The performance claims are striking. Nvidia stated that the LPX rack paired with a Vera Rubin NVL72 delivers 35 times higher inference throughput per megawatt than Blackwell NVL72 alone for trillion-parameter models, at a target price of $45 per million tokens. Samsung has already begun mass production on its 4-nanometer process, with shipments expected in the third quarter of 2026, just nine months after the deal announcement .

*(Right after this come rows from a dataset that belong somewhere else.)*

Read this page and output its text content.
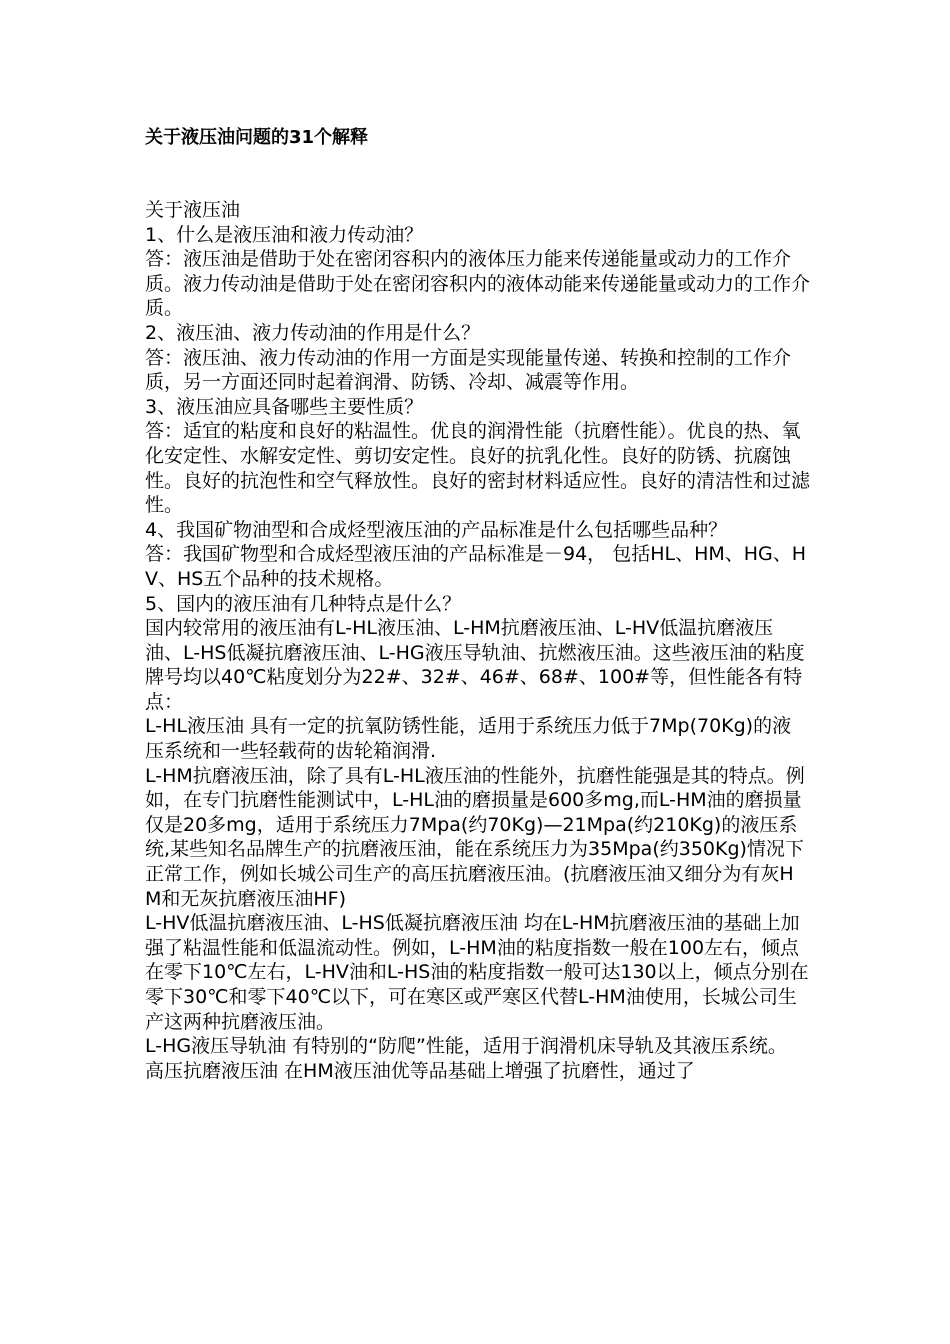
关于液压油问题的31个解释

关于液压油

1、什么是液压油和液力传动油？

答：液压油是借助于处在密闭容积内的液体压力能来传递能量或动力的工作介质。液力传动油是借助于处在密闭容积内的液体动能来传递能量或动力的工作介质。

2、液压油、液力传动油的作用是什么？

答：液压油、液力传动油的作用一方面是实现能量传递、转换和控制的工作介质，另一方面还同时起着润滑、防锈、冷却、减震等作用。

3、液压油应具备哪些主要性质？

答：适宜的粘度和良好的粘温性。优良的润滑性能（抗磨性能）。优良的热、氧化安定性、水解安定性、剪切安定性。良好的抗乳化性。良好的防锈、抗腐蚀性。良好的抗泡性和空气释放性。良好的密封材料适应性。良好的清洁性和过滤性。

4、我国矿物油型和合成烃型液压油的产品标准是什么包括哪些品种？

答：我国矿物型和合成烃型液压油的产品标准是－94， 包括HL、HM、HG、HV、HS五个品种的技术规格。

5、国内的液压油有几种特点是什么？

国内较常用的液压油有L-HL液压油、L-HM抗磨液压油、L-HV低温抗磨液压油、L-HS低凝抗磨液压油、L-HG液压导轨油、抗燃液压油。这些液压油的粘度牌号均以40℃粘度划分为22#、32#、46#、68#、100#等，但性能各有特点：

L-HL液压油 具有一定的抗氧防锈性能，适用于系统压力低于7Mp(70Kg)的液压系统和一些轻载荷的齿轮箱润滑.

L-HM抗磨液压油，除了具有L-HL液压油的性能外，抗磨性能强是其的特点。例如，在专门抗磨性能测试中，L-HL油的磨损量是600多mg,而L-HM油的磨损量仅是20多mg，适用于系统压力7Mpa(约70Kg)—21Mpa(约210Kg)的液压系统,某些知名品牌生产的抗磨液压油，能在系统压力为35Mpa(约350Kg)情况下正常工作，例如长城公司生产的高压抗磨液压油。(抗磨液压油又细分为有灰HM和无灰抗磨液压油HF)

L-HV低温抗磨液压油、L-HS低凝抗磨液压油 均在L-HM抗磨液压油的基础上加强了粘温性能和低温流动性。例如，L-HM油的粘度指数一般在100左右，倾点在零下10℃左右，L-HV油和L-HS油的粘度指数一般可达130以上，倾点分别在零下30℃和零下40℃以下，可在寒区或严寒区代替L-HM油使用，长城公司生产这两种抗磨液压油。

L-HG液压导轨油 有特别的“防爬”性能，适用于润滑机床导轨及其液压系统。

高压抗磨液压油 在HM液压油优等品基础上增强了抗磨性，通过了
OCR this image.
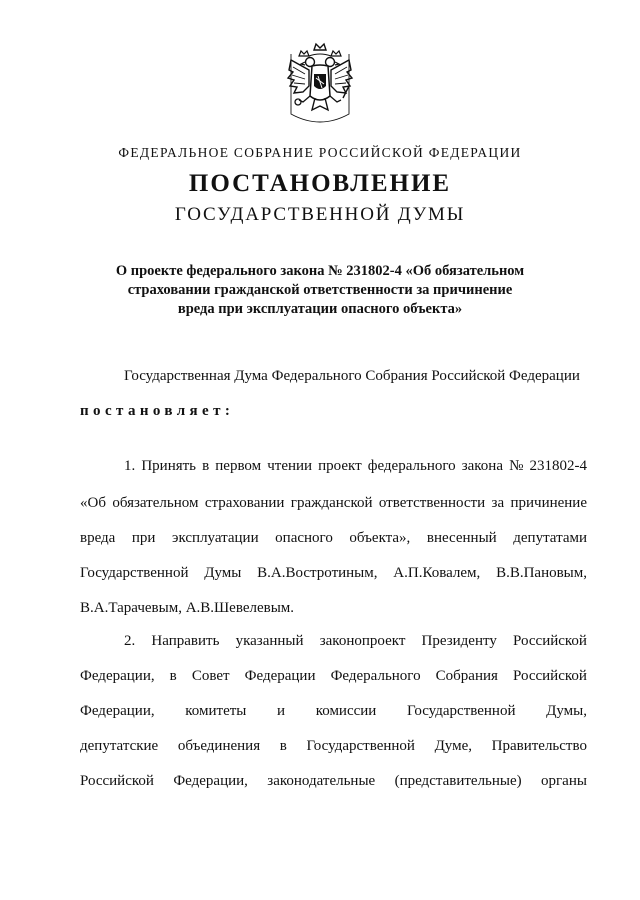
ФЕДЕРАЛЬНОЕ СОБРАНИЕ РОССИЙСКОЙ ФЕДЕРАЦИИ
ПОСТАНОВЛЕНИЕ
ГОСУДАРСТВЕННОЙ ДУМЫ
О проекте федерального закона № 231802-4 «Об обязательном
страховании гражданской ответственности за причинение
вреда при эксплуатации опасного объекта»
Государственная Дума Федерального Собрания Российской Федерации
постановляет:
1. Принять в первом чтении проект федерального закона № 231802-4
«Об обязательном страховании гражданской ответственности за причинение
вреда при эксплуатации опасного объекта», внесенный депутатами
Государственной Думы В.А.Востротиным, А.П.Ковалем, В.В.Пановым,
В.А.Тарачевым, А.В.Шевелевым.
2. Направить указанный законопроект Президенту Российской
Федерации, в Совет Федерации Федерального Собрания Российской
Федерации, комитеты и комиссии Государственной Думы,
депутатские объединения в Государственной Думе, Правительство
Российской Федерации, законодательные (представительные) органы
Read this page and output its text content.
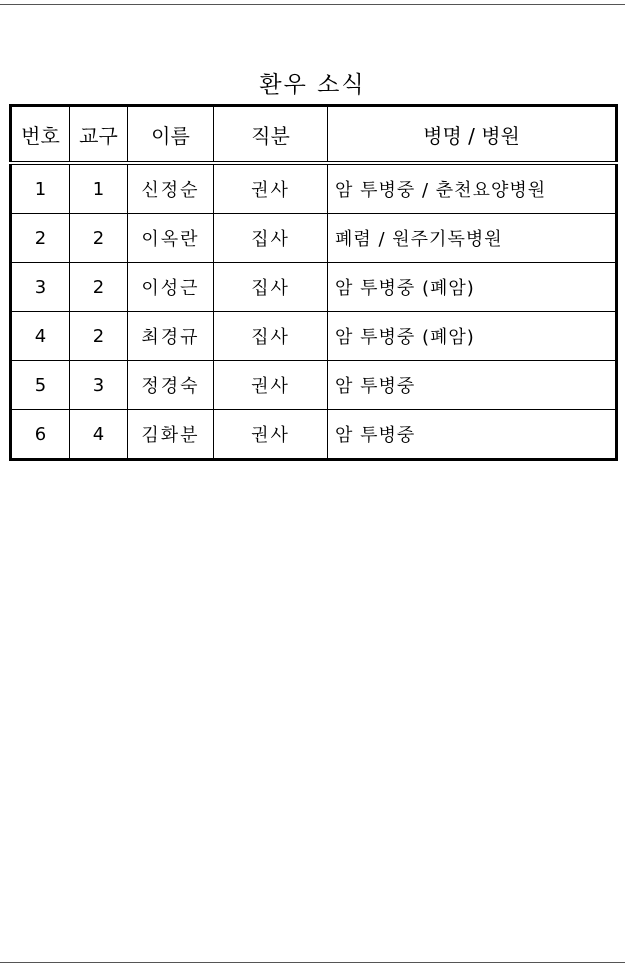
환우 소식
번호	교구	이름	직분	병명 / 병원
1	1	신정순	권사	암 투병중 / 춘천요양병원
2	2	이옥란	집사	폐렴 / 원주기독병원
3	2	이성근	집사	암 투병중 (폐암)
4	2	최경규	집사	암 투병중 (폐암)
5	3	정경숙	권사	암 투병중
6	4	김화분	권사	암 투병중
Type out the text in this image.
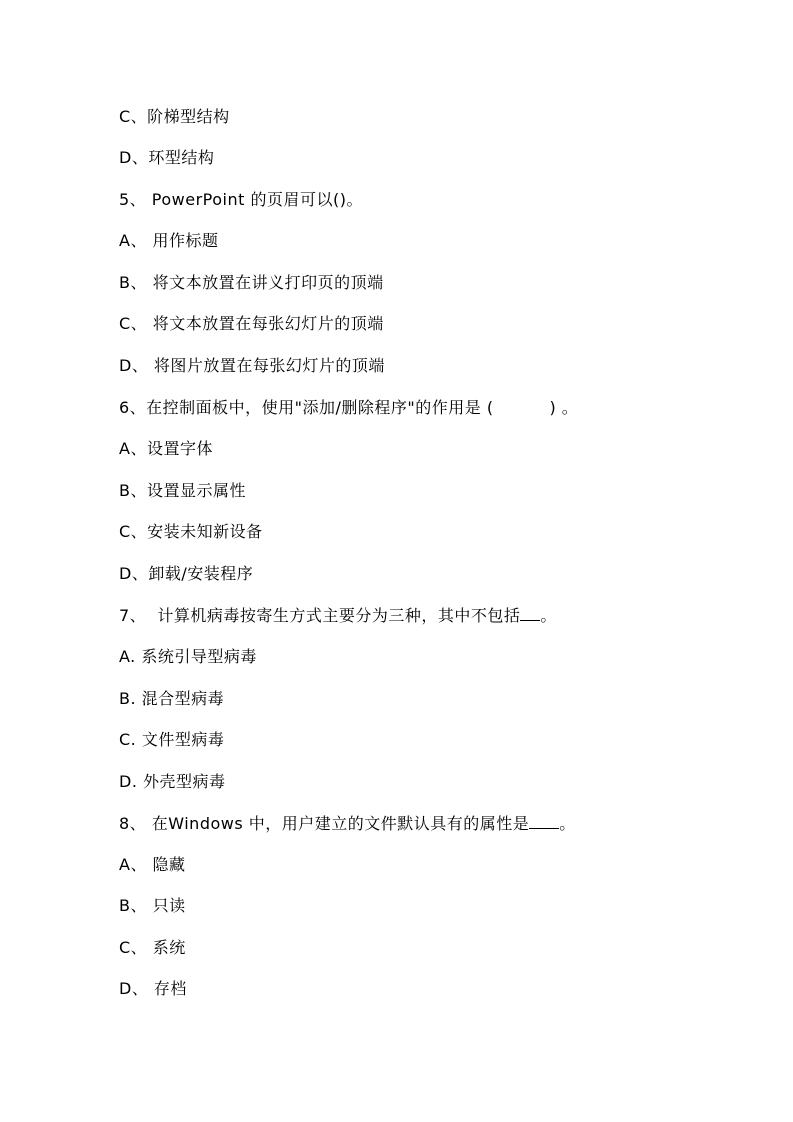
C、阶梯型结构
D、环型结构
5、 PowerPoint 的页眉可以()。
A、 用作标题
B、 将文本放置在讲义打印页的顶端
C、 将文本放置在每张幻灯片的顶端
D、 将图片放置在每张幻灯片的顶端
6、在控制面板中，使用"添加/删除程序"的作用是 (          ) 。
A、设置字体
B、设置显示属性
C、安装未知新设备
D、卸载/安装程序
7、  计算机病毒按寄生方式主要分为三种，其中不包括 。
A. 系统引导型病毒
B. 混合型病毒
C. 文件型病毒
D. 外壳型病毒
8、 在Windows 中，用户建立的文件默认具有的属性是 。
A、 隐藏
B、 只读
C、 系统
D、 存档
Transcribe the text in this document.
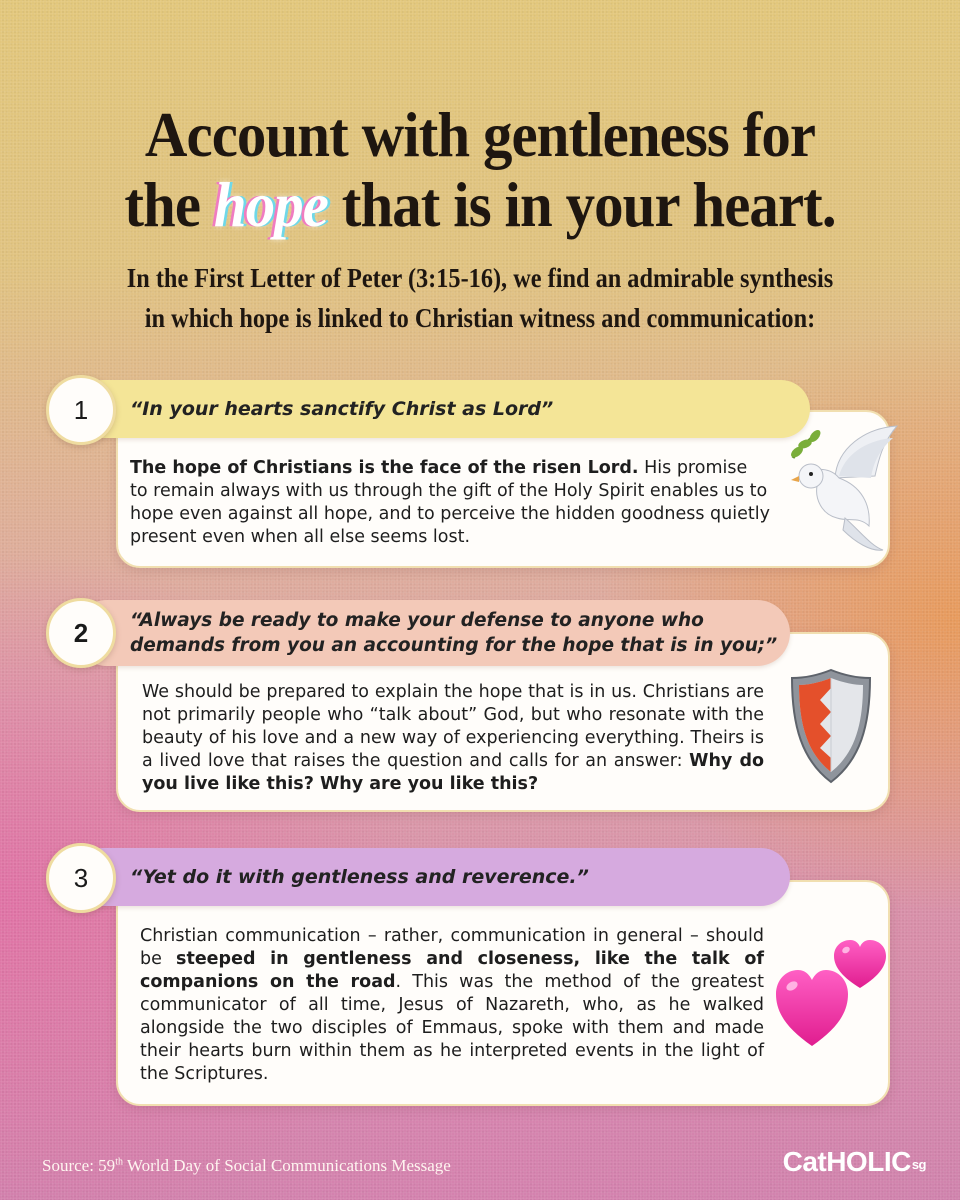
Account with gentleness for
the hope that is in your heart.
In the First Letter of Peter (3:15-16), we find an admirable synthesis
in which hope is linked to Christian witness and communication:
“In your hearts sanctify Christ as Lord”
1
The hope of Christians is the face of the risen Lord. His promise to remain always with us through the gift of the Holy Spirit enables us to hope even against all hope, and to perceive the hidden goodness quietly present even when all else seems lost.
“Always be ready to make your defense to anyone who
demands from you an accounting for the hope that is in you;”
2
We should be prepared to explain the hope that is in us. Christians are not primarily people who “talk about” God, but who resonate with the beauty of his love and a new way of experiencing everything. Theirs is a lived love that raises the question and calls for an answer: Why do you live like this? Why are you like this?
“Yet do it with gentleness and reverence.”
3
Christian communication – rather, communication in general – should be steeped in gentleness and closeness, like the talk of companions on the road. This was the method of the greatest communicator of all time, Jesus of Nazareth, who, as he walked alongside the two disciples of Emmaus, spoke with them and made their hearts burn within them as he interpreted events in the light of the Scriptures.

Source: 59th World Day of Social Communications Message	CatHOLICsg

Steps to Understanding the Regulatory Concerns

  • Market Dominance Context: Nvidia controls roughly 90 percent of the GPU market, making it the overwhelming leader in AI hardware. Groq was one of the few credible competitors with genuinely faster and more energy-efficient technology for certain workloads, which is why regulators are concerned about consolidation.
  • The Licensing Loophole: Licensing deals are exempt from Hart-Scott-Rodino (HSR) premerger notification requirements, while traditional acquisitions are not. By structuring the deal as a license rather than an acquisition, Nvidia avoided the formal antitrust review process that would normally apply to a $20 billion transaction in a concentrated market.
  • The Talent Acquisition Problem: By hiring Groq's founder, CEO, and core engineering team, Nvidia may have effectively hollowed out the company's ability to compete independently. If Groq cannot function as a meaningful competitor without its leadership and engineers, the "independent company" argument becomes questionable in the eyes of regulators.
  • Practical Exclusivity Questions: Although the license is technically non-exclusive, meaning Groq could theoretically license its LPU technology to other companies, the deal's structure raises questions about whether this exclusivity exists in practice. If no other company actually licenses the technology, the arrangement functions as exclusive despite its legal language.

What Are Lawmakers Saying About This Deal?

On March 20, 2026, Senators Elizabeth Warren of Massachusetts and Richard Blumenthal of Connecticut sent a letter to Jensen Huang raising pointed questions about whether the Groq deal was deliberately structured to evade antitrust review. Their core argument centers on Nvidia's market dominance and Groq's status as one of the few credible competitors in AI inference hardware .

The senators set an April 3, 2026, deadline for Nvidia to respond to their questions and urged the Department of Justice and Federal Trade Commission to open formal investigations. This scrutiny sits alongside broader regulatory attention to Big Tech "acqui-hire" arrangements, where companies acquire startups primarily to hire talent while maintaining nominal independence. The FTC is already investigating similar structures in other tech deals, signaling that this arrangement has become a focus of antitrust enforcement .

The investigation highlights a fundamental tension in tech regulation. Nvidia argues that the deal is genuinely complementary, combining Groq's decode-phase expertise with Nvidia's prefill and training capabilities to create a better system. Critics counter that regardless of technical merit, the arrangement allows Nvidia to neutralize a competitor and consolidate its dominance without triggering formal antitrust review. The outcome of this investigation could reshape how tech companies structure partnerships and acquisitions in the AI era.